The algorithm to find the largest contours :

  • Use cv.findContours() function, who finds contours in a binary image. Contours is a list of all the contours in the image under form (x,y) coordinates of boundary points of the object and then sort the contours by area and keep only the largest ones. This only allows us to examine the largest contours, discarding the rest.

  • It loops over the contours and uses cv2.approxPolyDP function to smooth and approximate the quadrilateral. cv2.approxPolyDP works for cases with sharp edges in the shapes like a document boundary.

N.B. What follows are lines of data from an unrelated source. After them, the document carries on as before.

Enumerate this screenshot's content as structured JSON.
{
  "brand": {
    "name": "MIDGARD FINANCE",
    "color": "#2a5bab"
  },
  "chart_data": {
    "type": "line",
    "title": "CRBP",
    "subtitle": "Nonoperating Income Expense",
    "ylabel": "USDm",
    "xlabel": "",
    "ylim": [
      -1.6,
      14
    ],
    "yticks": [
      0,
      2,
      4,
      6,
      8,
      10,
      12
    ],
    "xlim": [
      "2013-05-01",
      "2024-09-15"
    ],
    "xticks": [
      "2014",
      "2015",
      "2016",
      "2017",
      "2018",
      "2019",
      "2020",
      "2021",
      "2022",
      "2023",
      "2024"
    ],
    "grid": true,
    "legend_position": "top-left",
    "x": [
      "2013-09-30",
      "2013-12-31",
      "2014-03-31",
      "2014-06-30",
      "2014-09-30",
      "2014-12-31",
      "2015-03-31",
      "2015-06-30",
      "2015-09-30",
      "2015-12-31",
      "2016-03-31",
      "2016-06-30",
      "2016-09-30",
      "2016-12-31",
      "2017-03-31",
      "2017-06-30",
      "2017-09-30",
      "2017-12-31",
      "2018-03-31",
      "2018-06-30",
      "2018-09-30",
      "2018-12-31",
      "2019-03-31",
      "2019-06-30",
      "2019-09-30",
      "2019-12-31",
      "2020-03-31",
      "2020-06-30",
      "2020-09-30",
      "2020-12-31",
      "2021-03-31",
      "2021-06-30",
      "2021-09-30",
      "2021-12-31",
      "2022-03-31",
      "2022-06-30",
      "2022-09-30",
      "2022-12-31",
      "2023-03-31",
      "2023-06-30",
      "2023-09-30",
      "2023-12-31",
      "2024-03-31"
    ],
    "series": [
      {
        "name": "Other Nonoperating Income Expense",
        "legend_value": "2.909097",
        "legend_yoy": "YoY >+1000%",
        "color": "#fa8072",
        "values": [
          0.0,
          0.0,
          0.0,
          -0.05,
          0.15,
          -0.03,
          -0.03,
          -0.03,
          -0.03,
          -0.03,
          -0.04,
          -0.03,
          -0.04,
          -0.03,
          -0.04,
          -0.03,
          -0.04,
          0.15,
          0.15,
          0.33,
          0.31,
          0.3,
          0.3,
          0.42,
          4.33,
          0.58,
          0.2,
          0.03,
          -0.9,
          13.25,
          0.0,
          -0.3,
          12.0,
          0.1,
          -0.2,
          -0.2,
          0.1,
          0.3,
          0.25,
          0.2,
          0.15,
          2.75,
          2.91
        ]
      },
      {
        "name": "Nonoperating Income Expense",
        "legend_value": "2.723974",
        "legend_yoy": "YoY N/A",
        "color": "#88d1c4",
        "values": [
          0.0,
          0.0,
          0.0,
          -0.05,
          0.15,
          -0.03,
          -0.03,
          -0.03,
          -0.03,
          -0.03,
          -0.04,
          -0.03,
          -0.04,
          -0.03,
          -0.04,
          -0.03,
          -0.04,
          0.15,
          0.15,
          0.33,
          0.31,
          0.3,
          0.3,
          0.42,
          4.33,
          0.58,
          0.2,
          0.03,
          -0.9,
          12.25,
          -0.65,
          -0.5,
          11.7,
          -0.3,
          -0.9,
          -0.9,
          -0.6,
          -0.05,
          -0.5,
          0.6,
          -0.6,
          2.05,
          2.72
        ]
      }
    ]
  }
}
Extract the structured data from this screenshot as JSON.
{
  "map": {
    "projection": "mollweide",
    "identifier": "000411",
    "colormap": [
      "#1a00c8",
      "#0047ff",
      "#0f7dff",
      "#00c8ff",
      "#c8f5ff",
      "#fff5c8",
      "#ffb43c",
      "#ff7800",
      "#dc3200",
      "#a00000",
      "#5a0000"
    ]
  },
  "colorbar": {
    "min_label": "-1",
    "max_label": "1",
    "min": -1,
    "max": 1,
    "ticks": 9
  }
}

  • Having four points, we save all rectangles and widths; we determine the width and height, and the top left two points of our rectangle (the largest one) or the largest rectangle should be our document.

figure1

  • Apply four points transformation algorithm; you can see more here. This gives us the bird look to the document like you are flying and see from the vertical perspective “birds eye view.”, which computes the perspective transform matrix by using getPerspectiveTransform function and applies it to obtain our top-down view by calling the function cv2.warpPerspective. Here is the good result :

figure1

Now we take a look at some test cases :

figure1

figure1

figure1

figure1

The method works quite well, but in some cases, the algorithm doesn’t act well because the contour of the piece of paper is quite blurred compared to the background color, so the user should take a photo whose edge is apparent. For example:

figure1

Conclusion

These main ideas basically may be implemented into the plugin into an OCR pre-processing dialog in the future.These main ideas basically may be implemented into the plugin into an OCR pre-processing dialog in the future.